Atualmente, alguns profissionais ainda podem tomar uma taça de vinho ocasional no horário de almoço, mas a maioria deles sabe que esse hábito com muita frequência pode prejudicar seu desempenho – e que isso foi longe demais se eles estiverem escondendo garrafas sob as mesas.
Com a pornografia, também é “questão de educar as pessoas sobre os riscos, para que elas possam tomar decisões informadas”, afirma Hall. Ela argumenta que isso deverá ajudar as pessoas a reconhecer se o seu consumo de pornografia está se tornando o tipo de dependência que pode afetar os relacionamentos ou os prazos no trabalho.

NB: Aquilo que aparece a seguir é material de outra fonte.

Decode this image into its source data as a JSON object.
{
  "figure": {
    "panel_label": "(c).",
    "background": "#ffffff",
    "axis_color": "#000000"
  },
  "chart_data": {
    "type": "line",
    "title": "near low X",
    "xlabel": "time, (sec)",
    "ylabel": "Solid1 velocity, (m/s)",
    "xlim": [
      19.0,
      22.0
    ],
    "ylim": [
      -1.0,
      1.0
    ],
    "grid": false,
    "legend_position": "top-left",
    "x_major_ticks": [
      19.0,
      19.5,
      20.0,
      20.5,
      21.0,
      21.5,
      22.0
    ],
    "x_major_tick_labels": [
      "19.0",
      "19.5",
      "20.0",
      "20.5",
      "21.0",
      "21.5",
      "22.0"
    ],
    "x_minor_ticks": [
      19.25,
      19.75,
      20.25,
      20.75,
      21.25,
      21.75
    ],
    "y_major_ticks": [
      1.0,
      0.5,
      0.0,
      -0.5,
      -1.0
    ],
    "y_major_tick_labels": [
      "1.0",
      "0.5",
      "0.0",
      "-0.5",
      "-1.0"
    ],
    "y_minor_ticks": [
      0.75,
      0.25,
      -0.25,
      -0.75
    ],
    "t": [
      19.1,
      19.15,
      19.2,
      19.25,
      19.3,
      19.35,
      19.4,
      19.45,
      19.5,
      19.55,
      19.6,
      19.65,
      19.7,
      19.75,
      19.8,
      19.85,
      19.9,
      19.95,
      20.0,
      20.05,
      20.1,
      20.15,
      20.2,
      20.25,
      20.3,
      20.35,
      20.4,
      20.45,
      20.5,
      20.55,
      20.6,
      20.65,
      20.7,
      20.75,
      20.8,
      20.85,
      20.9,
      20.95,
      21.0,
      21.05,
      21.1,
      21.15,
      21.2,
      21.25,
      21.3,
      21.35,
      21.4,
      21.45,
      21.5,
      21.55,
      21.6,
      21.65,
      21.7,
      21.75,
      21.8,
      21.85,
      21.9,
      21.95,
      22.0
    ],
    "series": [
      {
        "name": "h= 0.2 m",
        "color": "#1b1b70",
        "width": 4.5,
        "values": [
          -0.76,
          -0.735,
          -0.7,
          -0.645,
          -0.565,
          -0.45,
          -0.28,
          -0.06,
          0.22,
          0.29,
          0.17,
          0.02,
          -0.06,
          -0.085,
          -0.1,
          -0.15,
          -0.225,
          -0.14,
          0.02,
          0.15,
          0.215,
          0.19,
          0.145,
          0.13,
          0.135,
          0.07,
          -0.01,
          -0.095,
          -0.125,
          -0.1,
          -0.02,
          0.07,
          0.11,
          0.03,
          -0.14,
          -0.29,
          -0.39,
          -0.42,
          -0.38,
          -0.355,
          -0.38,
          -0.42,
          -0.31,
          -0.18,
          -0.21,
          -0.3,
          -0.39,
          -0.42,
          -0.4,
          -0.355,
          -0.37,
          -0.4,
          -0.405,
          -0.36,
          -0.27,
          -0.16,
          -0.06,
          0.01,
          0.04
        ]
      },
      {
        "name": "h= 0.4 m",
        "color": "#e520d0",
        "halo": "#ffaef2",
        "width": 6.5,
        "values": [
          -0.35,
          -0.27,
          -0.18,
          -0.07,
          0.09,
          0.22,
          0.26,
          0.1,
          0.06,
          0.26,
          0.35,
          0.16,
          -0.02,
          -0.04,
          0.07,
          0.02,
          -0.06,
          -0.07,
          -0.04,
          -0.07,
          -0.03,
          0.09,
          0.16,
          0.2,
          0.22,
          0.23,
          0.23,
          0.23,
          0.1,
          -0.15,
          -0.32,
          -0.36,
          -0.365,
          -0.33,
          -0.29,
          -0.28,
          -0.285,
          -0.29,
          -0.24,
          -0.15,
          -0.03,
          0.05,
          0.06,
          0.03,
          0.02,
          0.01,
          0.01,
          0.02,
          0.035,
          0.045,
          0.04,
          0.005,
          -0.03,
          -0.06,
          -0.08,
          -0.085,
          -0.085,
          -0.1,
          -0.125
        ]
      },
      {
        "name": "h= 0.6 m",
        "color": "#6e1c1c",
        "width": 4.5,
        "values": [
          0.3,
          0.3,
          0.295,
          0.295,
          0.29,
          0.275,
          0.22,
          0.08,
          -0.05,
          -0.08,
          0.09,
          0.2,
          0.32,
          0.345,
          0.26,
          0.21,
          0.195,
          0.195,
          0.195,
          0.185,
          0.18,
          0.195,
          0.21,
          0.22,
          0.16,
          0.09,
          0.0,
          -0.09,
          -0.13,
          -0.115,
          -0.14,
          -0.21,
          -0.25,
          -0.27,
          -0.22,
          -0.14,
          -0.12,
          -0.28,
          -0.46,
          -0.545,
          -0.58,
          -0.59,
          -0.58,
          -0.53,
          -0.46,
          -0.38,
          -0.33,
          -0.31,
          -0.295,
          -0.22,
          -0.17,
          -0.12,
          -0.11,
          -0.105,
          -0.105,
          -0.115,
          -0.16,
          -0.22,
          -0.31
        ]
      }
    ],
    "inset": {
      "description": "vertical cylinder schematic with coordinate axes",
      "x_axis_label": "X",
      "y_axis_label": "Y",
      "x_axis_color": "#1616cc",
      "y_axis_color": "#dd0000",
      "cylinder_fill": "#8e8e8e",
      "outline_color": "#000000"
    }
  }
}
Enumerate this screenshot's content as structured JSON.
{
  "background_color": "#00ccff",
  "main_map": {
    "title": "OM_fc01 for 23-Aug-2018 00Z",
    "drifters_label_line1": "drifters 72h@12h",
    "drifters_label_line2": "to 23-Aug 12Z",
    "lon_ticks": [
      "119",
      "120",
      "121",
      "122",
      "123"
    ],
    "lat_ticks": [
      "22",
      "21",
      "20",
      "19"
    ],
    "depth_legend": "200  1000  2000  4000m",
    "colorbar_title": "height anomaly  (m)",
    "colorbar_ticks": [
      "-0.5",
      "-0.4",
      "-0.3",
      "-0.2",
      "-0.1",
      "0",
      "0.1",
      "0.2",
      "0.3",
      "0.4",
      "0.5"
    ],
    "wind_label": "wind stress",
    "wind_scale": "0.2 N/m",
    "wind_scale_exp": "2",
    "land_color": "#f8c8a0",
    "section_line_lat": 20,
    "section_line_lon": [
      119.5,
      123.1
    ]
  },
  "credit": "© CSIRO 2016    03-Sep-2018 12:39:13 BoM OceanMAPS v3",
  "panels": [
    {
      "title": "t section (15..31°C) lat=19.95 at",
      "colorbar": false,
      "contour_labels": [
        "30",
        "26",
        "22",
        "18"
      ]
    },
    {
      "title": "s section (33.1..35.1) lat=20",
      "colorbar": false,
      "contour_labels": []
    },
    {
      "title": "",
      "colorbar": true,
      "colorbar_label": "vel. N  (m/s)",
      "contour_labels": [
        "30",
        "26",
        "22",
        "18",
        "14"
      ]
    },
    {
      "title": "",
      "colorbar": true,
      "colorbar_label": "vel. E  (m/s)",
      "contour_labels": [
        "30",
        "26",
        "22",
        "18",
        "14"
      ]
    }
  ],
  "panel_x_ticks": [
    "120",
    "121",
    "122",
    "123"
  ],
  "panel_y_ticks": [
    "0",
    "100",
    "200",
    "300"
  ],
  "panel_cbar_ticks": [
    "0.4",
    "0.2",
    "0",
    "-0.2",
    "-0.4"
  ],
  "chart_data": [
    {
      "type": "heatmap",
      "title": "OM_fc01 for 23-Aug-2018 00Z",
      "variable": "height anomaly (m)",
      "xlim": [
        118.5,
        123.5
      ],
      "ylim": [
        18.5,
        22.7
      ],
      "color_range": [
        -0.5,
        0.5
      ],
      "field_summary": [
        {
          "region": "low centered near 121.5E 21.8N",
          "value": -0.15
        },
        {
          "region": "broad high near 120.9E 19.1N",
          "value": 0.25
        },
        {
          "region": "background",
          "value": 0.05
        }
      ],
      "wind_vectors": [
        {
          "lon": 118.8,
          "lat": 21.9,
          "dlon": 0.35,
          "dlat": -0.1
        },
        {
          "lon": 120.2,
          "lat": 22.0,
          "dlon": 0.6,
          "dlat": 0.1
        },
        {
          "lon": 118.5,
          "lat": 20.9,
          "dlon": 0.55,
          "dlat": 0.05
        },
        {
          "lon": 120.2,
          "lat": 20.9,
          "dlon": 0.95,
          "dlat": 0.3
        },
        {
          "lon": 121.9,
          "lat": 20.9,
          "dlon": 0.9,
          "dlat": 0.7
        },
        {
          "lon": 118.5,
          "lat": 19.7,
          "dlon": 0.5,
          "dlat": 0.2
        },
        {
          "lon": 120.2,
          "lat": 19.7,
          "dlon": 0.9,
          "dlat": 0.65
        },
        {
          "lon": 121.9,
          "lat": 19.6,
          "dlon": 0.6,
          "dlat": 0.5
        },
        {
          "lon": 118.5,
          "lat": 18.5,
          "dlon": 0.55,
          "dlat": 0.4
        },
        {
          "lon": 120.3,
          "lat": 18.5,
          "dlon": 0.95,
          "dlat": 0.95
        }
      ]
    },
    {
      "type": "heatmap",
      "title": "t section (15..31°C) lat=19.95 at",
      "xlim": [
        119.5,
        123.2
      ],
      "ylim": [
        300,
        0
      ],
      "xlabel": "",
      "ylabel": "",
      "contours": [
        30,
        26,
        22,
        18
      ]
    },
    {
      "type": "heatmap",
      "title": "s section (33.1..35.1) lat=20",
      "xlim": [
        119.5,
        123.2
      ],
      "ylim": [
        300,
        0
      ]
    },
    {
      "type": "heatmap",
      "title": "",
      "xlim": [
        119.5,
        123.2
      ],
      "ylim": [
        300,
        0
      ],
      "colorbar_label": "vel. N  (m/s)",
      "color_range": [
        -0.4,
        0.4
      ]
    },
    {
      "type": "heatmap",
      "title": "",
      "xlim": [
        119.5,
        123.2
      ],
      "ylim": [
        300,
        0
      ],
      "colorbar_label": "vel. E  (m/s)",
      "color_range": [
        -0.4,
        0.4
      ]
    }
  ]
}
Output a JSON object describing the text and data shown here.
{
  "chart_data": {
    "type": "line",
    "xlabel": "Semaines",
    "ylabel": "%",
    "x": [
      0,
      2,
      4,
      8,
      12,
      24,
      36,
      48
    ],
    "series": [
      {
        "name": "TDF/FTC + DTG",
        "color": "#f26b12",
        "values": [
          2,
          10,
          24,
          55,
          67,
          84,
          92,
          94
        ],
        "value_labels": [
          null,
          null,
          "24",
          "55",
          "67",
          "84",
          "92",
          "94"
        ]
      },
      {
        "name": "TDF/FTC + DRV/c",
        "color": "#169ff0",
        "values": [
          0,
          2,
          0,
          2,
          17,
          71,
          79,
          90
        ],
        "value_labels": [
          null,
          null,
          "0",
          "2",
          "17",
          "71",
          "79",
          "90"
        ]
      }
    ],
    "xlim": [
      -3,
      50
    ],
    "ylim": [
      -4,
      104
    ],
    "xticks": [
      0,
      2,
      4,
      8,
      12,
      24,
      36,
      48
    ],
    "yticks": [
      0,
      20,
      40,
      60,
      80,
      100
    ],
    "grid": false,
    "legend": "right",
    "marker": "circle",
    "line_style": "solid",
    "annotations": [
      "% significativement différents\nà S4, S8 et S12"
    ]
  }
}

Por outro lado, Craig Jackson aconselha aos gerentes das empresas onde se sabe que existe consumo de pornografia que analisem de forma mais ampla a cultura e os benefícios da companhia. “Se o ambiente de trabalho estiver comprometido e os funcionários forem aproveitados de forma mais ampla, podemos ver que as pessoas talvez não precisem usar pornografia como uma forma problemática de lidar com o mundo do trabalho.”
Já com relação ao trabalho remoto, Hall acredita que a indefinição dos limites entre as nossas vidas particulares e o trabalho indica que provavelmente existe maior tolerância para que os funcionários façam intervalos para ver conteúdo adulto. E, desde que usem aparelhos pessoais para isso e que o desempenho ou as interações dos funcionários não sejam prejudicados, ela considera isso muito menos problemático do que ver pornografia no ambiente de trabalho físico.
“O que as pessoas fazem no intervalo do café, na privacidade do seu lar, certamente é problema deles”, afirma Hall.
Mas ela acrescenta que a situação com certeza é diferente em espaços de trabalho compartilhados – e, como os eventos recentes demonstraram, ver pornografia no trabalho ainda é um grande tabu.